Yii2 jquery post request page not found

shahzadthathal · September 23, 2015, 8:39am

Hi,

It is very bad happening with my code here.

When I make a post request from Yii2 in my view, it says url not found.

My customFunction in view:




<script>

var serverURL = 'change-status';


function customFunction(){


$.post(serverURL,{id:proiverid, status:status})

               .done(function(res){

alert(res);

}

});


</script>

Error:

http://localhost/yii2advanced/backend/change-status

404 Not Found

but my original url is:

http://localhost/yii2advanced/backend/testcontroller/change-status

How I can set current controller in this url?

MetaCrawler · September 23, 2015, 8:52am

Hi!

To ensure URLs are always correct I suggest to create the URL through yii.

Example:




use yii\helpers\Url;

// Example Usage

Url::to(['controllerID/actionID'])

For EXAMPLE:




var serverURL = <?= Url::to(['test/change-status']); ?>;

You can read more about URL creation here:

http://www.yiiframework.com/doc-2.0/guide-runtime-routing.html

Regards

eglyrics · September 23, 2015, 9:00am

You can use the following code snippet.


<?php


$this->registerJs('




var serverURL = ' . \Yii::$app->urlManager->createUrl(['controller/action']) . ';


function customFunction(){


$.post(serverURL,{id:proiverid, status:status})

               .done(function(res){

alert(res);

}

});


');

?>

It will automatically create link to your action in controller.

shahzadthathal · September 23, 2015, 9:40am

I used your method but got this error:

SyntaxError: invalid regular expression flag b

var serverURL = /yii2advanced/backend/testcontroller/change-status;

MetaCrawler:

Hi!

To ensure URLs are always correct I suggest to create the URL through yii.

Example:
use yii\helpers\Url;

// Example Usage

Url::to(['controllerID/actionID'])
For EXAMPLE:
var serverURL = <?= Url::to(['test/change-status']); ?>;
You can read more about URL creation here:

http://www.yiiframework.com/doc-2.0/guide-runtime-routing.html

Regards

shahzadthathal · September 23, 2015, 9:41am

I used your method but got this error:

SyntaxError: invalid regular expression flag b

var serverURL = /yii2advanced/backend/testcontroller/change-status;

Eshwar:

You can use the following code snippet.


<?php


$this->registerJs('




var serverURL = ' . \Yii::$app->urlManager->createUrl(['controller/action']) . ';


function customFunction(){


$.post(serverURL,{id:proiverid, status:status})

               .done(function(res){

alert(res);

}

});


');

?>

It will automatically create link to your action in controller.

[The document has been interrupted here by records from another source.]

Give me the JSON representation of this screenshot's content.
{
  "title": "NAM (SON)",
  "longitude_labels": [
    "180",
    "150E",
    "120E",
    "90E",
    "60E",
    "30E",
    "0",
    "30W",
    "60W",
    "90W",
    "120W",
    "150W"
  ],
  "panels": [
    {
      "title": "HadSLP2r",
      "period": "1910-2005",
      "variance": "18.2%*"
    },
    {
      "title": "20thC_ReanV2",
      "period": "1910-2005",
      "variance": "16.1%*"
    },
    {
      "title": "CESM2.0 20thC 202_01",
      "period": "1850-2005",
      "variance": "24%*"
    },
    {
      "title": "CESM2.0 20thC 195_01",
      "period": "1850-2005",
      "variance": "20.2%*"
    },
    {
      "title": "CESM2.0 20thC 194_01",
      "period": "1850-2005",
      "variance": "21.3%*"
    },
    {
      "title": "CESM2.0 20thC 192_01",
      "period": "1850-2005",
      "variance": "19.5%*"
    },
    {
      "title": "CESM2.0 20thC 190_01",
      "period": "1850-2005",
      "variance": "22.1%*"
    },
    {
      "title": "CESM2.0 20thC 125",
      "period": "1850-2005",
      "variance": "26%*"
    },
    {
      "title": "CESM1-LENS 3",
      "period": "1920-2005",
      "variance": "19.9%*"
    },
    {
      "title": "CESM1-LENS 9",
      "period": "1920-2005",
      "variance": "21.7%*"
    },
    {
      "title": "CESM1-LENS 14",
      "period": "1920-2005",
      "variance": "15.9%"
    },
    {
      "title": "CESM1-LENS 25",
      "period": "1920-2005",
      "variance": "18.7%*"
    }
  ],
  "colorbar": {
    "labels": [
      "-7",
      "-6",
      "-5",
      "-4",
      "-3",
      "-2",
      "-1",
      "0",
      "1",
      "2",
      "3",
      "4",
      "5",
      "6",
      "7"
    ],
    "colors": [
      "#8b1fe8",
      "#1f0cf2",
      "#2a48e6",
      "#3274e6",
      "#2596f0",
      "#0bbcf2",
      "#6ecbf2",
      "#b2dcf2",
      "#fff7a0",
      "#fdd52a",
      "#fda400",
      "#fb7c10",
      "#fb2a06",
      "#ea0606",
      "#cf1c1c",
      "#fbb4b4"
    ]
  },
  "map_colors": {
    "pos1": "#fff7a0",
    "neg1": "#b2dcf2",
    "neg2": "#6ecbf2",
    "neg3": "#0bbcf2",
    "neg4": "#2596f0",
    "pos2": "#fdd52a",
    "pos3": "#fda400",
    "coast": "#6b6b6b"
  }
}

eglyrics · September 23, 2015, 10:26am

Try the code below…




<?php

$this->registerJs('

$.ajax({

	url: '" . \Yii::$app->urlManager->createUrl(['testcontroller/change-status']) . "',

	type: 'post',

	data: { id:proiverid, status:status },

	dataType: 'json',

	async: false,

	success: function(res) {

	alert(res);

	},

	error: function() {

	alert('An error has occured');

	}

});

				

');

?>

shahzadthathal · November 21, 2015, 3:55pm

Thanks I will try.

Eshwar:

Try the code below…




<?php

$this->registerJs('

$.ajax({

	url: '" . \Yii::$app->urlManager->createUrl(['testcontroller/change-status']) . "',

	type: 'post',

	data: { id:proiverid, status:status },

	dataType: 'json',

	async: false,

	success: function(res) {

	alert(res);

	},

	error: function() {

	alert('An error has occured');

	}

});

				

');

?>

mehulkj · October 3, 2017, 4:15pm

You are getting 404 which states that the URL is not property formed. You can also check this error on google chrome browser console area. You can also use the .fail() callback of jQuery Post method like this:


.fail(function (xhr, status, error) {

        $("#message").html("Result: " + status + " " + error + " " + xhr.status + " " + xhr.statusText)

    }

Static url sometimes causes this problem and you should always check whether the url formed is correct or now.